Lorillard is due to release its third quarter 2014 results on October 23, before the market opens.
A news release will be made available under the Investor Relations section of Lorillard’s website: www.lorillard.com.
Imperial Tobacco’s Spanish business is backing a major awareness campaign in Andalucía to tackle what it says is the growing problem caused by illicit tobacco. The Stop Contrabando de Tabaco initiative is led by the Mesa del Tabaco industry body in Spain with support from Altadis.
‘The four-week campaign makes use of impactful advertising on local TV, radio and newspapers as well as posters, billboards and wristbands,’ according to a note posted on Imperial’s website. ‘Andalucía was chosen as it has illicit tobacco consumption rates as high as 40 per cent in some parts of the region.’
The campaign uses the slogan: ‘There’s a part of tobacco smuggling you do not see’, combined with images of people covering one of their eyes.
“This is intended as a wake-up call for the public, to emphasise the illegal trade doesn’t pay taxes, it finances crime and is easily accessible to minors,” said Rocio Ingelmo, corporate and legal affairs manager Spain. “The aim is to tell people this affects us all.”
Japan Tobacco Inc. has completed its pre-purchase radioactive material testing of this year’s Japanese domestic leaf tobacco with the completion of tests on Burley and native varieties.
Testing started in late July on the country’s flue-cured Virginia tobacco, the results of which were announced on August 7.
In a note posted on its website, JT said that following the Burley and native tobacco testing in 128 areas, the results from 126 areas fell within the JT standard value (radioactive cesium of 100 Bq/kg).
They exceeded the standard value in two areas and JT said it would not buy this year’s leaf tobacco produced in these areas. JT said it would continue with its scheme of testing domestic leaf tobacco after purchase, and testing and monitoring it a number of times at each stage of the production process.
Bangkok’s deputy governor, Pussadee Tamtai, yesterday warned people that they risked being fined more than Bt2,000 if they smoked tobacco in the city’s markets, according to a story in The Nation.
There are said to be 338 markets in Bangkok where smoking is prohibited.
The deputy governor said markets that failed to enforce anti-smoking laws faced fines of up to Bt20,000. She was speaking at the launch of a campaign aimed at forcing markets to be tobacco-smoke free. The Thai Health Office had previously distributed pamphlets, stickers and banners to the markets in support of the campaign.
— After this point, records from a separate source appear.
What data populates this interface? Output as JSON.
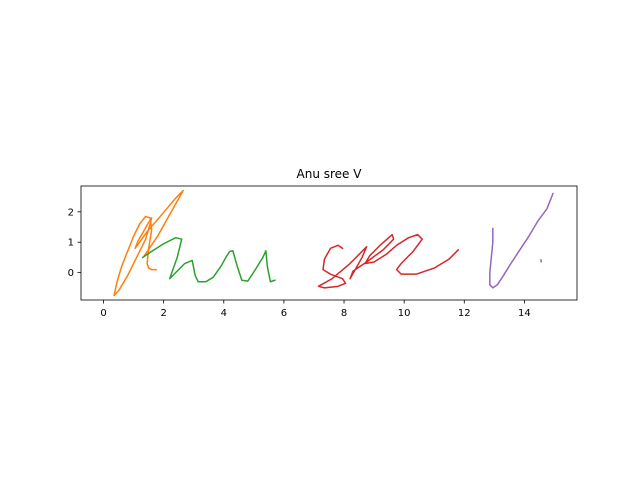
{
  "chart_data": {
    "type": "line",
    "title": "Anu sree V",
    "xlabel": "",
    "ylabel": "",
    "xlim": [
      -0.75,
      15.75
    ],
    "ylim": [
      -0.9,
      2.85
    ],
    "xticks": [
      0,
      2,
      4,
      6,
      8,
      10,
      12,
      14
    ],
    "yticks": [
      0,
      1,
      2
    ],
    "grid": false,
    "legend": "none",
    "series": [
      {
        "color": "#ff7f0e",
        "x": [
          1.75,
          1.6,
          1.5,
          1.45,
          1.5,
          1.6,
          1.55,
          1.4,
          1.2,
          1.0,
          0.8,
          0.6,
          0.45,
          0.35,
          0.5,
          0.8,
          1.1,
          1.4,
          1.55,
          1.6,
          1.5,
          1.3,
          1.15,
          1.05,
          1.2,
          1.45,
          1.8,
          2.1,
          2.4,
          2.65,
          2.25,
          1.8,
          1.35
        ],
        "y": [
          0.1,
          0.1,
          0.15,
          0.3,
          0.8,
          1.4,
          1.8,
          1.85,
          1.6,
          1.2,
          0.7,
          0.2,
          -0.3,
          -0.75,
          -0.6,
          -0.1,
          0.5,
          1.1,
          1.6,
          1.8,
          1.65,
          1.3,
          1.05,
          0.8,
          1.0,
          1.35,
          1.75,
          2.1,
          2.45,
          2.7,
          2.0,
          1.2,
          0.55
        ]
      },
      {
        "color": "#2ca02c",
        "x": [
          1.3,
          1.6,
          2.0,
          2.4,
          2.6,
          2.45,
          2.2,
          2.4,
          2.7,
          2.95,
          3.05,
          3.15,
          3.4,
          3.65,
          3.9,
          4.1,
          4.2,
          4.3,
          4.45,
          4.6,
          4.8,
          5.05,
          5.3,
          5.4,
          5.45,
          5.55,
          5.7
        ],
        "y": [
          0.5,
          0.7,
          0.95,
          1.15,
          1.1,
          0.5,
          -0.2,
          0.0,
          0.3,
          0.4,
          -0.1,
          -0.3,
          -0.3,
          -0.15,
          0.2,
          0.55,
          0.7,
          0.72,
          0.2,
          -0.25,
          -0.28,
          0.1,
          0.5,
          0.72,
          0.2,
          -0.3,
          -0.25
        ]
      },
      {
        "color": "#d62728",
        "x": [
          7.95,
          7.8,
          7.55,
          7.35,
          7.3,
          7.55,
          7.95,
          8.05,
          7.8,
          7.35,
          7.15,
          7.6,
          8.2,
          8.75,
          8.6,
          8.2,
          8.3,
          8.75,
          9.3,
          9.65,
          9.6,
          9.2,
          8.85,
          8.7,
          9.0,
          9.4,
          9.75,
          10.15,
          10.45,
          10.6,
          10.3,
          9.9,
          9.75,
          9.9,
          10.4,
          11.0,
          11.5,
          11.8
        ],
        "y": [
          0.8,
          0.9,
          0.8,
          0.45,
          0.1,
          -0.05,
          -0.2,
          -0.35,
          -0.45,
          -0.5,
          -0.45,
          -0.2,
          0.3,
          0.85,
          0.5,
          -0.2,
          0.05,
          0.35,
          0.75,
          1.1,
          1.25,
          0.9,
          0.55,
          0.3,
          0.35,
          0.6,
          0.9,
          1.15,
          1.25,
          1.1,
          0.7,
          0.3,
          0.1,
          -0.05,
          -0.05,
          0.15,
          0.45,
          0.75
        ]
      },
      {
        "color": "#9467bd",
        "x": [
          12.95,
          12.95,
          12.9,
          12.85,
          12.85,
          12.95,
          13.1,
          13.3,
          13.55,
          13.85,
          14.15,
          14.45,
          14.75,
          14.95
        ],
        "y": [
          1.45,
          1.0,
          0.5,
          0.0,
          -0.4,
          -0.5,
          -0.4,
          -0.1,
          0.3,
          0.75,
          1.2,
          1.7,
          2.1,
          2.6
        ]
      },
      {
        "color": "#9467bd",
        "x": [
          14.55,
          14.56
        ],
        "y": [
          0.42,
          0.36
        ]
      }
    ]
  }
}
However, a survey earlier this year showed that only about 20 per cent of respondents had seen the campaign material.
And it showed that about 73 per cent of people had witnessed smoking in the markets.
Reynolds American Inc. is due to host a conference call and webcast following the release of its third-quarter 2014 financial results before the market opens on October 21.
The conference call, which will begin at 09.00 hours Eastern Time, will involve Susan M. Cameron, president and chief executive officer, Thomas R. Adams, chief financial officer, and Morris L. Moore, vice president of investor relations.
It will be available on line on a listen-only basis at www.reynoldsamerican.com, where registration is already available and where a replay will be made available.
And it will be available at (877) 390-5533 (toll-free) and (678) 894-3969 (international).
Japan Tobacco today announced a proposal to restructure its manufacturing facilities in the European Union (EU) for the purpose of optimizing its operations and strengthening its competitive position in a challenging operating environment. The company will undertake appropriate consultations with employees’ representatives and the European Works Council on the proposal to change its product sourcing, which could lead to the closure of some of its manufacturing sites.
The prolonged challenging economic environment and excise tax pressure has triggered industry volume contraction in key European countries. This is compounded by the need to comply with legislation, including the revised EU Tobacco Products Directive, which will significantly reduce the number of pack formats to be produced for various markets. These developments have forced the company to review its manufacturing operations.
Under the proposal, the company’s facilities in Lisnafillan, Northern Ireland, and Wervik, Belgium would cease to operate, with production moving to other facilities, potentially in Poland and Romania.
Other tobacco product manufacturing in Trier, Germany, would also be relocated, with the exception of Ploom-related production.
Support for affected employees will be discussed as part of the consultation process. This proposal would affect approximately 1,100 full-time jobs across the EU.
JT says the restructuring proposal will be implemented in phases, recognizing the needs of each country, with factory closures completed between 2016 and 2018.